How to avoid double-taxation on multi-state tax returns
There are four main methods to avoid double-taxation on the state-side of your return. I will give some general details for each:
Allocate between the states
If the situation is that you moved during the year, you can allocate income to each state that you moved. This gives a clean cutoff of where income should be allocated. This gets tricky, however, if your W2 (or 1099) only shows one of the states or worse, shows the wrong state(s) altogether.
If that is the case, we would need to use a combination of the other strategies below, namely, credit for taxed paid to other states or state wage allocation.
Credit for taxes paid to other states
If the income being reported on your W2 was already taxed by another state, causing a double-taxation scenario, most states will allow you to take a “credit for taxes paid to other states.” This is an option in most professional tax software, so reach out if you need us to complete this.
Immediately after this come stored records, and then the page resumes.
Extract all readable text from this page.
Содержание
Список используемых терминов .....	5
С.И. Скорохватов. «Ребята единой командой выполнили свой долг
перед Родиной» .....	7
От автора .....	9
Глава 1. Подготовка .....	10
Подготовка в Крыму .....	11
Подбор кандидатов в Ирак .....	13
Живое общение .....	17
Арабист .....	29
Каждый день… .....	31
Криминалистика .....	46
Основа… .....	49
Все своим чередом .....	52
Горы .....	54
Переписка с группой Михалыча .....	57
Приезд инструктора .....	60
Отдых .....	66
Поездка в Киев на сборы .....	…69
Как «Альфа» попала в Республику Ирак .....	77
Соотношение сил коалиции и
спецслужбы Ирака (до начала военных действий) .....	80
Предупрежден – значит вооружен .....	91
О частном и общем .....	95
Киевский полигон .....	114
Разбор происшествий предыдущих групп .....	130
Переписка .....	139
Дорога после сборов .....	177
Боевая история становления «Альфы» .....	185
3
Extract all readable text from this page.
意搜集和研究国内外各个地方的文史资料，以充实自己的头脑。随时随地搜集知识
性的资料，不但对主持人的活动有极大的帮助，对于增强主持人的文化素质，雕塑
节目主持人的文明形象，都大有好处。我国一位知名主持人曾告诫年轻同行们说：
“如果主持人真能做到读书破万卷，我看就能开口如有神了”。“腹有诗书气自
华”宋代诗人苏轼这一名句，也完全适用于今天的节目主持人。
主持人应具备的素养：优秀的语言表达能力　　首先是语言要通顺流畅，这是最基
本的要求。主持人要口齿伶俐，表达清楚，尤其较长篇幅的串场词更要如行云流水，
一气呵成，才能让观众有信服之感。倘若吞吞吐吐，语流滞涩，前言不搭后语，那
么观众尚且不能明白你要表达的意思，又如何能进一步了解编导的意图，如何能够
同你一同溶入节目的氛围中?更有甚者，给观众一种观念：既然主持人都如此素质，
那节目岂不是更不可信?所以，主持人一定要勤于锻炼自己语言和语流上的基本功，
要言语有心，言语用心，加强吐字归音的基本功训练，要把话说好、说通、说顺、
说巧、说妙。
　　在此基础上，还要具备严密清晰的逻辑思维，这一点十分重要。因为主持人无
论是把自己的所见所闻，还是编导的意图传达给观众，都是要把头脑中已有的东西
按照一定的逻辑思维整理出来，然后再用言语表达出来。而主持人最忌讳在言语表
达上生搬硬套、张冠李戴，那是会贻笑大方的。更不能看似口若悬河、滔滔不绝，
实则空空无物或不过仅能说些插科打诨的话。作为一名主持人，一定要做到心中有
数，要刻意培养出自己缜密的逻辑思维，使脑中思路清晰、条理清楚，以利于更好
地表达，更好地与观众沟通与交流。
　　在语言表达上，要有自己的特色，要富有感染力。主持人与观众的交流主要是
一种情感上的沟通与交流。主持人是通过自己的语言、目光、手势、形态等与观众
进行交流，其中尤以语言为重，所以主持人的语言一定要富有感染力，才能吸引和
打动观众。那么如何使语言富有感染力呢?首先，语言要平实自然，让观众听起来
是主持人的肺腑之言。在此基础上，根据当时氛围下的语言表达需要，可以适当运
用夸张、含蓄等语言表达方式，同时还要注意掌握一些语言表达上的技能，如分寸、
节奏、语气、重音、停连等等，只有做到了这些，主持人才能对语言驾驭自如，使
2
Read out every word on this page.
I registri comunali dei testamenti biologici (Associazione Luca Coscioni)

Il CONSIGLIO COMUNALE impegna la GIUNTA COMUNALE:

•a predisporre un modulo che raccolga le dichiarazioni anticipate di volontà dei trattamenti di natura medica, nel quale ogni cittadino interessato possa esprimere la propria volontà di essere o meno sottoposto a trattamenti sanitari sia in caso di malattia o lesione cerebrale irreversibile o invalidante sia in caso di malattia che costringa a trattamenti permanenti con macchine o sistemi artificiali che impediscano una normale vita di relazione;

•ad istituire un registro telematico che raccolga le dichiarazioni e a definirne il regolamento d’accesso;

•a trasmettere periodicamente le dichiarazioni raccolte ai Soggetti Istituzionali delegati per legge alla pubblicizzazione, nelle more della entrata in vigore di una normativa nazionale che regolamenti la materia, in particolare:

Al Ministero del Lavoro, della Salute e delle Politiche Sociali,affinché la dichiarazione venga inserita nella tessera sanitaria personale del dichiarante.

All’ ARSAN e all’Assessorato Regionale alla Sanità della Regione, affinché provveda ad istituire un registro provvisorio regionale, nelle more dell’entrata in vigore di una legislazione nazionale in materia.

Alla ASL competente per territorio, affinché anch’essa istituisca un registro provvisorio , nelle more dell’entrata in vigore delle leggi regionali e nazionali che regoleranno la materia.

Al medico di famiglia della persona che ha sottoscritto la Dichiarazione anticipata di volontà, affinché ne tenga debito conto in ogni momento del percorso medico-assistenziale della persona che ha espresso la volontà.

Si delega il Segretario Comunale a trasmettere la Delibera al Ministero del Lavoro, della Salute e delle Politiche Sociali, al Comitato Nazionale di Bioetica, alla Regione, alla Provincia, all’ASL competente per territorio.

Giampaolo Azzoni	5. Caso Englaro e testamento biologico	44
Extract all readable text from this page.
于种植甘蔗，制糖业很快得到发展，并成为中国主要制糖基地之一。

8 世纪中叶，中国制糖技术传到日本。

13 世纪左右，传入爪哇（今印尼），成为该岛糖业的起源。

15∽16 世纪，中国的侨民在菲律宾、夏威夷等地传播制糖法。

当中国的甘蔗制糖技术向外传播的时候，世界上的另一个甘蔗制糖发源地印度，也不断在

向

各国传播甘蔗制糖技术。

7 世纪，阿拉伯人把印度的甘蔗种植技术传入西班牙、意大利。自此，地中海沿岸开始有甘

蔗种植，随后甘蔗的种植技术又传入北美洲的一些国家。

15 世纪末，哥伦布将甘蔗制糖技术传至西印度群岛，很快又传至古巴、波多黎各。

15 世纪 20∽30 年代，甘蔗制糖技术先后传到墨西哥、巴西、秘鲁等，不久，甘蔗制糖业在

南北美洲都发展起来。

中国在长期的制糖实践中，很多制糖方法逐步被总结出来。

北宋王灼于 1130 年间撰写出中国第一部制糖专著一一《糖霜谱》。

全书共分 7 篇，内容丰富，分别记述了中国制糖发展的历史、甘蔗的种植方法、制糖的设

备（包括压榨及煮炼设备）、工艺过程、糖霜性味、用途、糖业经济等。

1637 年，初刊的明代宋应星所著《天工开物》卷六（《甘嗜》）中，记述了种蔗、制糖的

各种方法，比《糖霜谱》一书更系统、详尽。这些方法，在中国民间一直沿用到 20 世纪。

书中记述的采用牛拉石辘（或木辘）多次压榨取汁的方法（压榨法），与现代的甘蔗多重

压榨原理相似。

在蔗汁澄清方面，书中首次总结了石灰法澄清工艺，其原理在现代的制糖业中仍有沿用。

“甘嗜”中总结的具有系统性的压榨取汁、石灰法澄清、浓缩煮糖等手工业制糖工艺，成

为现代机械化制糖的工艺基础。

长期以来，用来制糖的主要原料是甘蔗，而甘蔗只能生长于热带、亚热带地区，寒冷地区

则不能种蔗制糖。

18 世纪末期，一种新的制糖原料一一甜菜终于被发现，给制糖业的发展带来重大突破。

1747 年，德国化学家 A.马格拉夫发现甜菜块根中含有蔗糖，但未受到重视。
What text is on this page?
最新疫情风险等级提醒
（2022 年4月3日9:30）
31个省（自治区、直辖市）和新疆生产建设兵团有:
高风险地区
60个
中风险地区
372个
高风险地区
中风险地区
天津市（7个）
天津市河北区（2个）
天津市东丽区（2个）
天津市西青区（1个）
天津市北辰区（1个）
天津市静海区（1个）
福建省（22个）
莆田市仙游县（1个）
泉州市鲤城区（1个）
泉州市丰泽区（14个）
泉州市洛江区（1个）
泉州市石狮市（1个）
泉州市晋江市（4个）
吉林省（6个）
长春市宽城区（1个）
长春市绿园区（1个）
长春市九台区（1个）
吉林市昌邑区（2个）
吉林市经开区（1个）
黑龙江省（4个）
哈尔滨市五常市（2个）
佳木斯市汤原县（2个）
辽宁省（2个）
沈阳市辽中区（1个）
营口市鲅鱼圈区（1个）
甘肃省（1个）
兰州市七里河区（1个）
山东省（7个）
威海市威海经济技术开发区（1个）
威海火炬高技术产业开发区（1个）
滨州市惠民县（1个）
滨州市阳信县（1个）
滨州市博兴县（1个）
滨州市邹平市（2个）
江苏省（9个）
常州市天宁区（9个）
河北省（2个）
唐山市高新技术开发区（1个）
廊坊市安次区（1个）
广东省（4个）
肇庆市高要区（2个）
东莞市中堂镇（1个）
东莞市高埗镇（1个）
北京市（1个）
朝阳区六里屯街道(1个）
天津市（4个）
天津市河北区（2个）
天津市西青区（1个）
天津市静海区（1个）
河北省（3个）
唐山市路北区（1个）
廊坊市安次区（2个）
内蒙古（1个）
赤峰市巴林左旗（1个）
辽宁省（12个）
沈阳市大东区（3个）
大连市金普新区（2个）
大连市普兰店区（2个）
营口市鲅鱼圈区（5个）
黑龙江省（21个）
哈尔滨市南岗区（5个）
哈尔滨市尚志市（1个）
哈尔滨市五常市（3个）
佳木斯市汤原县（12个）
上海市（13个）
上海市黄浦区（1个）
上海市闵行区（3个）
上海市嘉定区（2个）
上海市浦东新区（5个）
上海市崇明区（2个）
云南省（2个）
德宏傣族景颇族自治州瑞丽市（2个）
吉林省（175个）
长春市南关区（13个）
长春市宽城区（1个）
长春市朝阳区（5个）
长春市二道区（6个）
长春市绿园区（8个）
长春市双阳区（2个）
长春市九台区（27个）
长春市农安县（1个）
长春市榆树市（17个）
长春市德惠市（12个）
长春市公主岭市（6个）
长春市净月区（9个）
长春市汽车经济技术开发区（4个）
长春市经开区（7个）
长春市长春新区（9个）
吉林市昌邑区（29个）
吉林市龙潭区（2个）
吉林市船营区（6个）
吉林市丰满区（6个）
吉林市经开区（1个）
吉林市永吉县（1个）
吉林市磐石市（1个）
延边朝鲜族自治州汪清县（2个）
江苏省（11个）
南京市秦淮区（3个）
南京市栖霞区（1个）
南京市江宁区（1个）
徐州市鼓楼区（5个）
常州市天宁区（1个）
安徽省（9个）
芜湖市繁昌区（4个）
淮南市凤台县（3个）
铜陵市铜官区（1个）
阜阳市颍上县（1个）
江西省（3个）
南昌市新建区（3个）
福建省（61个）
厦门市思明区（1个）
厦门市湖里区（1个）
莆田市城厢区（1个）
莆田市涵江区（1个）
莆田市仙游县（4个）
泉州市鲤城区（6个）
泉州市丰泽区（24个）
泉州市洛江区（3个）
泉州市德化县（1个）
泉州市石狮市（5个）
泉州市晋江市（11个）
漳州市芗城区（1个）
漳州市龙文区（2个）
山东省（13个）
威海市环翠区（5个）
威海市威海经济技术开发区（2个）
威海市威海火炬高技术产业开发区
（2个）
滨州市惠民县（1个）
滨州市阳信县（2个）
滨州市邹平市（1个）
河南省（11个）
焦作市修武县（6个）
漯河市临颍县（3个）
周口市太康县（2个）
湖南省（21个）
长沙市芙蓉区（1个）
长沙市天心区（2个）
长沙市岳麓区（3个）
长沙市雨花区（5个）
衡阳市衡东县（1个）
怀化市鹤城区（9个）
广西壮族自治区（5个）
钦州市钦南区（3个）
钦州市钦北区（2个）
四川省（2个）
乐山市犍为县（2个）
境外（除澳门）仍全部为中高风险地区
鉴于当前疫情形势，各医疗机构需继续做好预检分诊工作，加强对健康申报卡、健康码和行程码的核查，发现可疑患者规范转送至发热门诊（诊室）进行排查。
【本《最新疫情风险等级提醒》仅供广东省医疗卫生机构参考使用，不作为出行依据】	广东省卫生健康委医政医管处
However, the general idea is that if you earned income in SC (source state) but drove back to your home in NC (residence state), then you would be paying taxes on your W2 to your income source state of SC but then applying a credit on your NC return for the taxes you paid to SC. This avoids double taxation on the states.
There are states that do not allow this, however, if you have moved at any point in the year – in such cases, the residence state providing the credit forces you to file a full-year return if you will be taking a credit. This causes us to be creative on how the return is to be filed presentationally while also maintaining legal compliance with state statutes.